Uno dei gioielli più preziosi d’Italia è da giorni in grave pericolo: Venezia, la Serenissima, è sommersa dal più rilevante innalzamento della marea dal 1966. L’acqua ha ormai superato i 180 centimetri e non accenna ad arrestarsi. Questo è solo uno dei risultati del maltempo che negli ultimi giorni colpisce la nostra penisola da Nord a Sud. Oltre agli ovvi disagi cittadini, quello che corre il pericolo maggiore è il patrimonio culturale ed artistico: in una città così ricca d’arte come Venezia i danni costituiti dall’innalzamento del livello del mare sono incalcolabili. Dopotutto, Venezia è stata destinata sin dalla sua nascita a diventare una nuova Atlantide, ma tale declino sta giungendo più velocemente di quanto noi ci stiamo preparando per affrontarlo.

Alluvione di Venezia del 1966 (fonte: Wikipedia)

Senza dubbio i danni maggiori sono quelli subiti dalla Basilica di San Marco, simbolo storico-artistico della città. L’acqua ha completamente allagato la cripta, rompendo le finestre e danneggiando le tombe dei patriarchi. Il livello dell’acqua all’interno della Basilica ha superato i 110 centimetri. Secondo il procuratore della Basilica di San Marco, Pierpaolo Campostrini, “la cosa è pericolosa non tanto per le cose in essa [nella Basilica] contenute, ma perché l’acqua avrebbe potuto dare problemi statici alle colonne, che reggono la Basilica”. Fortunatamente il disastro è stato evitato all’ultimo, grazie ad un sistema di pompe che in meno di 24 ore hanno salvato la cripta e il resto della Basilica. I danni effettivi, però, non possono essere rilevati immediatamente: è infatti ancora da verificare il livello di assorbimento, e quindi di deterioramento, del pavimento e delle pareti.

Piazza San Marco a Venezia, inondata dalla marea (fonte: commons.wikimedia.org)

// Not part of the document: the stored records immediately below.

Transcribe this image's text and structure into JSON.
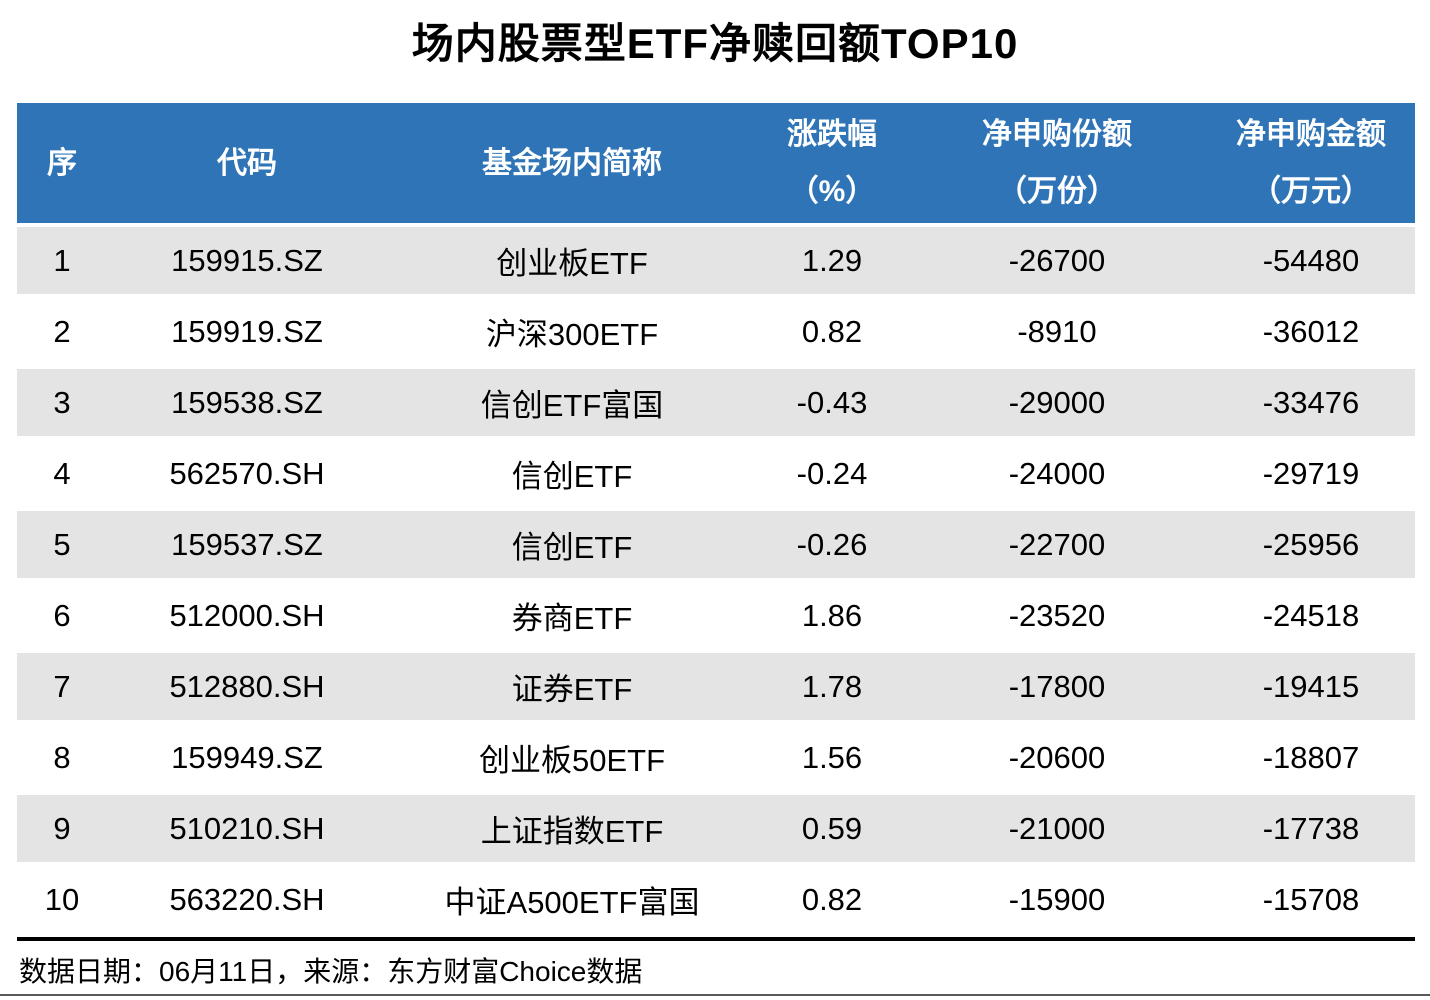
{
  "title": "场内股票型ETF净赎回额TOP10",
  "chart_data": {
    "type": "table",
    "title": "场内股票型ETF净赎回额TOP10",
    "columns": [
      "序",
      "代码",
      "基金场内简称",
      "涨跌幅（%）",
      "净申购份额（万份）",
      "净申购金额（万元）"
    ],
    "rows": [
      [
        1,
        "159915.SZ",
        "创业板ETF",
        1.29,
        -26700,
        -54480
      ],
      [
        2,
        "159919.SZ",
        "沪深300ETF",
        0.82,
        -8910,
        -36012
      ],
      [
        3,
        "159538.SZ",
        "信创ETF富国",
        -0.43,
        -29000,
        -33476
      ],
      [
        4,
        "562570.SH",
        "信创ETF",
        -0.24,
        -24000,
        -29719
      ],
      [
        5,
        "159537.SZ",
        "信创ETF",
        -0.26,
        -22700,
        -25956
      ],
      [
        6,
        "512000.SH",
        "券商ETF",
        1.86,
        -23520,
        -24518
      ],
      [
        7,
        "512880.SH",
        "证券ETF",
        1.78,
        -17800,
        -19415
      ],
      [
        8,
        "159949.SZ",
        "创业板50ETF",
        1.56,
        -20600,
        -18807
      ],
      [
        9,
        "510210.SH",
        "上证指数ETF",
        0.59,
        -21000,
        -17738
      ],
      [
        10,
        "563220.SH",
        "中证A500ETF富国",
        0.82,
        -15900,
        -15708
      ]
    ]
  },
  "header": {
    "seq": "序",
    "code": "代码",
    "name": "基金场内简称",
    "change_l1": "涨跌幅",
    "change_l2": "（%）",
    "shares_l1": "净申购份额",
    "shares_l2": "（万份）",
    "amount_l1": "净申购金额",
    "amount_l2": "（万元）"
  },
  "footer": {
    "note": "数据日期：06月11日，来源：东方财富Choice数据"
  },
  "colors": {
    "header_bg": "#2E74B6",
    "stripe_bg": "#E4E4E4",
    "header_text": "#FFFFFF",
    "body_text": "#000000",
    "divider": "#000000"
  }
}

Un’altra perdita molto grave riguarda la nota Libreria Acqua Alta, dal 2004 una delle librerie più iconiche e caratteristiche della città: i libri infatti, invece che nei tipici scaffali, sono contenuti in alcune piccole barche, tra cui una gondola, in classico stile veneziano. La marea, però, non ha risparmiato nemmeno la letteratura, distruggendo centinaia di libri. Il nome della libreria, presagio dall’amara ironia, resterà un dolce ricordo nel cuore di residenti e turisti. Anche la cantante Francesca Michielin ha espresso la sua solidarietà verso la Libreria Acqua Alta, luogo simbolo dei suoi anni di formazione a Venezia, definendo la tragedia “una perdita per tutti, per il nostro patrimonio”.

La Libreria Acqua Alta a Venezia (fonte: flickr.com)

Ma com’è possibile che una città come Venezia, continuamente esposta alle maree sin dalla sua costituzione, non riesca a preservare il suo patrimonio culturale ed artistico dagli allagamenti? La verità è che non esiste un piano ufficiale di emergenza climatica e tutela culturale, motivo per cui anche l’Unesco ha richiamato l’Italia e la città di Venezia a una maggiore collaborazione e attenzione verso la conservazione del patrimonio. Il comune di Venezia, in realtà, nel 2014 ha approvato il documento “Venezia Clima Futuro”: esso però è solamente la traccia preliminare di un piano di adattamento climatico, piano che, tuttora, è ancora in fase di redazione. Un altro progetto incompiuto che avrebbe potuto quantomeno limitare i danni è quello del MO.S.E., controversa opera ingegneristica volta a difendere la laguna dall’acqua alta: tra scandali, cifre astronomiche e ritardi, però, il MO.S.E. non è ancora stato ultimato, nonostante sia stato progettato alla fine degli anni Ottanta.

Illustrazione di Martina Sobacchi (@martilinea su Instagram)

Ancora una volta, una ferita al nostro patrimonio che poteva e doveva essere evitata. Ancora una volta, la testimonianza di come i cambiamenti climatici siano una minaccia per tutti i campi della nostra civiltà. Ancora una volta, l’incompetenza che vince sulla cultura. E la domanda sorge spontanea: meritiamo un patrimonio che non riusciamo a preservare?